Is Zoom using your video calls to train AI?
Somebody went through Zoom’s terms of service with a fine comb, as one should, and the internet went ablaze with the prospect of Zoom claiming the right to use content to train AI. How bad is it?
The terms, sections 10.2 in particular, outline Zoom’s rights to collect and employ “Service Generated Data”; encompassing telemetry, product usage, and diagnostic data collected during user interactions with their services; to develop their services and AI. Zoom considers the data they generate as their property, and claims the right to use it as they wish.
As the internet went ablaze with people sharing their concerns about this, Zoom’s PR team scrambled to respond, claiming that users still own their content, generated data is used to tweak the provided service, and only generative AI services are used with customer content to provide services such as meeting summaries. Zoom also added the following line to their terms:
Notwithstanding the above, Zoom will not use audio, video or chat Customer Content to train our artificial intelligence models without your consent.August 7, 2023 – Zoom Terms of Service
Zoom insists that they do not use customer content to train AI, and that the extensive rights they claim to user content are mentioned for transparency’s sake and only used to provide and better their service.
It’s common for companies to preserve the legal rights to as much as possible in their terms of service, even if they do not intend to use those rights. This might be the case in this instance, as well. Still, it’s good to remember that this is the same company that claimed to provice strong end-to-end encryption without actually doing so and installed a web server on user’s machines, all in order to provide and better their service. The terms of service set the limits of what they can do, no matter what they communicate publicly. Still, their terms of service are quite extensive and transparent in what they use and how.
Grammarly is using user writings to train their AI
As revealed by a Mastodon post by @[email protected], Grammarly is feeding all their users’ writings to their AI, and the only way to opt-out is to pay for 500+ business licenses. Grammarly claims to disassociate texts from user accounts.
Hypotethically, if your therapist uses Grammarly to write a summary about your sessions and includes your name in the text, there is still a possibility that creative prompt engineers can extract sensitive information from the resulting AI.
While having your spelling and grammar checker evolve based on how you write is not unexpected, and can even be desirable, the generative qualities of the resulting AI can leak information from the training dataset—in fact, imitating the original content is exactly what text-generative AI is meant to do.
Everyone is training their AI on published works on the internet
OpenAI launched a new web crawler service GPTBot, which browses through the public internet. If you wish, you can prevent OpenAI GPTBot from using your website by adding the following lines to your site’s robots.txt at the root of your domain:
Notably, this setting works only now, that GPT-4 has already been trained, presumably, on publicly available information. Nobody knows exactly what data OpenAI’s GPT-4 and ChatGPT have been trained on.

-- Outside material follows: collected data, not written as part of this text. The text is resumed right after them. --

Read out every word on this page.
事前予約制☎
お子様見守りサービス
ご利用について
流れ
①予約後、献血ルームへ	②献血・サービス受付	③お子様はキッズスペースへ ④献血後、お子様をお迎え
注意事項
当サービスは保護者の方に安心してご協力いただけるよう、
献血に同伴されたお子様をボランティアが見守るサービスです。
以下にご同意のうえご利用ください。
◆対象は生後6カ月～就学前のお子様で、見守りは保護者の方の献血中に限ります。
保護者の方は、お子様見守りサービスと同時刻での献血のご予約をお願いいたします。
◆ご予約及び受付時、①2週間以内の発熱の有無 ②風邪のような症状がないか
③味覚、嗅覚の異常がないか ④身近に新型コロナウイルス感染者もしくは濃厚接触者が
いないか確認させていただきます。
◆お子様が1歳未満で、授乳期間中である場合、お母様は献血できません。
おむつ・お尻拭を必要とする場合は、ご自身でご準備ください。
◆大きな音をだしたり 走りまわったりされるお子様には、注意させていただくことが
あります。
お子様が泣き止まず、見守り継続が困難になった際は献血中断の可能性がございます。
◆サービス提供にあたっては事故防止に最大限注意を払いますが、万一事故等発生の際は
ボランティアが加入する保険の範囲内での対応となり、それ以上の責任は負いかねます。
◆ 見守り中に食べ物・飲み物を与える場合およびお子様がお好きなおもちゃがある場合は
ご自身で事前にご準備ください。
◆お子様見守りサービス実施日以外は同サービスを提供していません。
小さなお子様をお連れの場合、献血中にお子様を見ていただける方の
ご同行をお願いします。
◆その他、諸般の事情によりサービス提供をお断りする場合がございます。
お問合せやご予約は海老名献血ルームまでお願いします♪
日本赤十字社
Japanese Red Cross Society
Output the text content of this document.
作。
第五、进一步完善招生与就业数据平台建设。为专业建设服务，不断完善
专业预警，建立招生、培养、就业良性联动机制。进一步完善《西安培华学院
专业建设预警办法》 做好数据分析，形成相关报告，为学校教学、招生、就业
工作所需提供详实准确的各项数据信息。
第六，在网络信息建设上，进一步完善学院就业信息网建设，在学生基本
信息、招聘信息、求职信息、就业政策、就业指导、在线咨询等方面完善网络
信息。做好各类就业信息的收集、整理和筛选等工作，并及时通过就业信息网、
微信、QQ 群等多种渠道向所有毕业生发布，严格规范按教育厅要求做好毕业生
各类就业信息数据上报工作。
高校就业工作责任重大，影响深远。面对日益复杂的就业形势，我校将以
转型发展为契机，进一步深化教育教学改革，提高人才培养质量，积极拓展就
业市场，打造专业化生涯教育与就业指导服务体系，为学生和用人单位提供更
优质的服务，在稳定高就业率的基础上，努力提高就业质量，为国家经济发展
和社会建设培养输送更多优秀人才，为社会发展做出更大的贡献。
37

Brave has launched an AI Summarizer for web content, and is also selling data for AI training. Their crawler respects Googlebot user-agent instructions, andtThey also use user browsers to crawl the internet, though the user-setting for enrolling in the Web Discovery Project (WDP) is opt-in.
Google also employs their internet index to train Bard. Bard is based on LaMDA, a language model trained with a dataset called Infiniset. The composition of this dataset is detailed in the original LaMDA research paper, and it consists of 2.87B documents, including Wikipedia (12.5%) and Q&A Sites (12.5%), as well as 1.12B dialogs, of which 50% come from public forums.
AI imitation is the new norm
Scraping user content from public sources has rapidly become the industry standard. Companies are amassing vast amounts of user data, from published texts and images to personal interactions, to feed into new AI models. However, this data aggregation often occurs without explicit consent or awareness from users, compromising their privacy.
The ethical considerations are vast. Without informed consent, users and their information are treated as commodities—means to an end without regard to their inherent worth and autonomy. From a virtue ethics perspective, this is the very definition of unethical action. Training AI models with potentially sensitive information creates the possibility of this information leaking to the public, either through misuse or mistake. Without transparency on what information is used and how, it is nearly impossible to ensure that the models do not have inherent bias.
Striking a balance between technological advancement and safeguarding user privacy has become paramount. There is urgent need for transparent data usage policies and stringent ethical guidelines in the evolving landscape of AI-driven applications.